Ring-opening metathesis polymerization (ROMP) yields a versatile range of linear polymers from cyclic olefin starting materials. The reaction is driven by relief of the bonding strain inherent to the geometry, as a metal catalyst pries open the monomer rings and stitches them together one by one. Whereas molybdenum and tungsten catalysts are more active, ruthenium compounds can react selectively with a C=C bond in the presence of many other groups, such as ketones and esters. The tradeoff for such a tolerant catalyst is reduced reactivity toward low-strain rings, such as cyclopentene and cycloheptene, which are appealing substrates because they can be functionalized symmetrically to yield regioregular polymers.

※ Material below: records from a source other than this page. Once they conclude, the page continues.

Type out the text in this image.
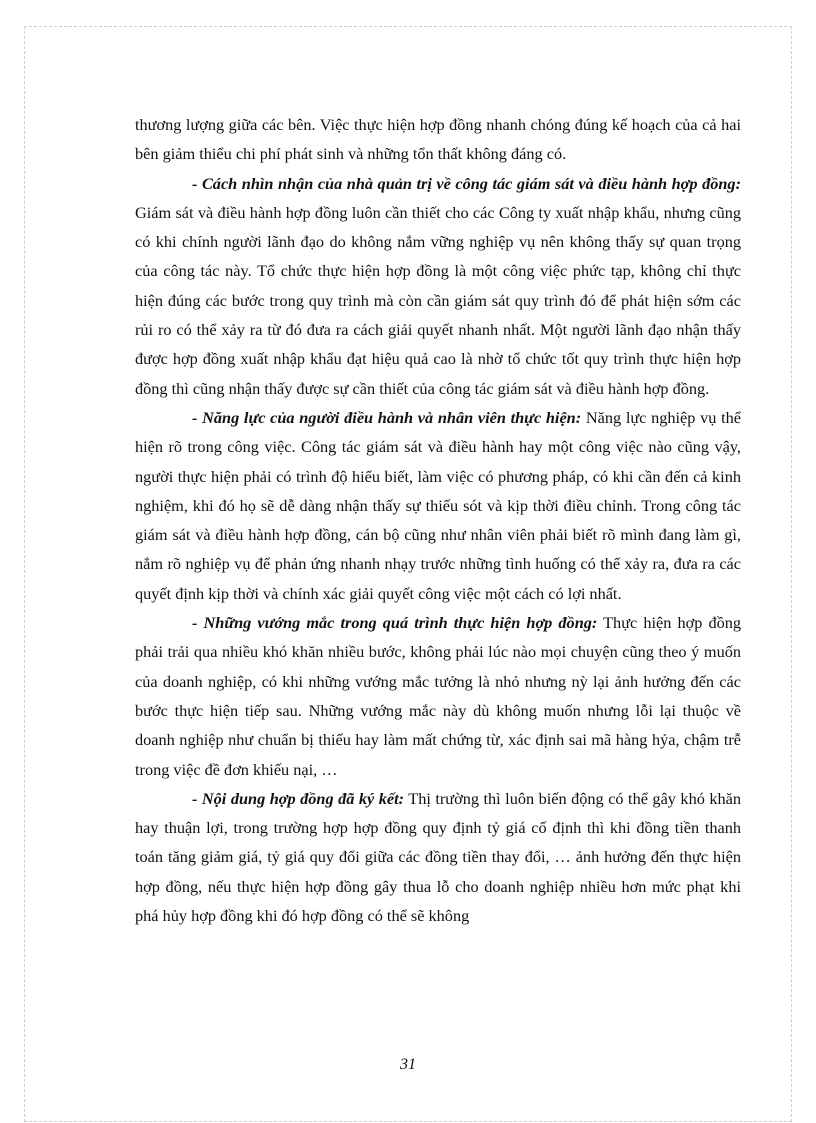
thương lượng giữa các bên. Việc thực hiện hợp đồng nhanh chóng đúng kế hoạch của cả hai bên giảm thiểu chi phí phát sinh và những tổn thất không đáng có.

- Cách nhìn nhận của nhà quản trị về công tác giám sát và điều hành hợp đồng: Giám sát và điều hành hợp đồng luôn cần thiết cho các Công ty xuất nhập khẩu, nhưng cũng có khi chính người lãnh đạo do không nắm vững nghiệp vụ nên không thấy sự quan trọng của công tác này. Tổ chức thực hiện hợp đồng là một công việc phức tạp, không chỉ thực hiện đúng các bước trong quy trình mà còn cần giám sát quy trình đó để phát hiện sớm các rủi ro có thể xảy ra từ đó đưa ra cách giải quyết nhanh nhất. Một người lãnh đạo nhận thấy được hợp đồng xuất nhập khẩu đạt hiệu quả cao là nhờ tổ chức tốt quy trình thực hiện hợp đồng thì cũng nhận thấy được sự cần thiết của công tác giám sát và điều hành hợp đồng.

- Năng lực của người điều hành và nhân viên thực hiện: Năng lực nghiệp vụ thể hiện rõ trong công việc. Công tác giám sát và điều hành hay một công việc nào cũng vậy, người thực hiện phải có trình độ hiểu biết, làm việc có phương pháp, có khi cần đến cả kinh nghiệm, khi đó họ sẽ dễ dàng nhận thấy sự thiếu sót và kịp thời điều chỉnh. Trong công tác giám sát và điều hành hợp đồng, cán bộ cũng như nhân viên phải biết rõ mình đang làm gì, nắm rõ nghiệp vụ để phản ứng nhanh nhạy trước những tình huống có thể xảy ra, đưa ra các quyết định kịp thời và chính xác giải quyết công việc một cách có lợi nhất.

- Những vướng mắc trong quá trình thực hiện hợp đồng: Thực hiện hợp đồng phải trải qua nhiều khó khăn nhiều bước, không phải lúc nào mọi chuyện cũng theo ý muốn của doanh nghiệp, có khi những vướng mắc tưởng là nhỏ nhưng nỳ lại ảnh hưởng đến các bước thực hiện tiếp sau. Những vướng mắc này dù không muốn nhưng lỗi lại thuộc về doanh nghiệp như chuẩn bị thiếu hay làm mất chứng từ, xác định sai mã hàng hỷa, chậm trễ trong việc đề đơn khiếu nại, …

- Nội dung hợp đồng đã ký kết: Thị trường thì luôn biến động có thể gây khó khăn hay thuận lợi, trong trường hợp hợp đồng quy định tỷ giá cố định thì khi đồng tiền thanh toán tăng giảm giá, tỷ giá quy đổi giữa các đồng tiền thay đổi, … ảnh hưởng đến thực hiện hợp đồng, nếu thực hiện hợp đồng gây thua lỗ cho doanh nghiệp nhiều hơn mức phạt khi phá hủy hợp đồng khi đó hợp đồng có thể sẽ không

31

Hejl et that by careful tuning of catalyst and monomer concentrations, some of these rings can be coaxed open by Ru-based systems. In particular, they achieve >80% yields for polymerization of the unsubstituted 5- and 7-membered cyclic alkenes, and >60% yields for several ketone- and ester-substituted variants. The authors used density functional theory to calculate the strain in each monomer variant and found that the threshold for Ru-catalyzed ROMP is a minimal strain of 3.4 to 4.4 kcal/mol. — JSY

Macromolecules 10.1021/ma0501287 (2005).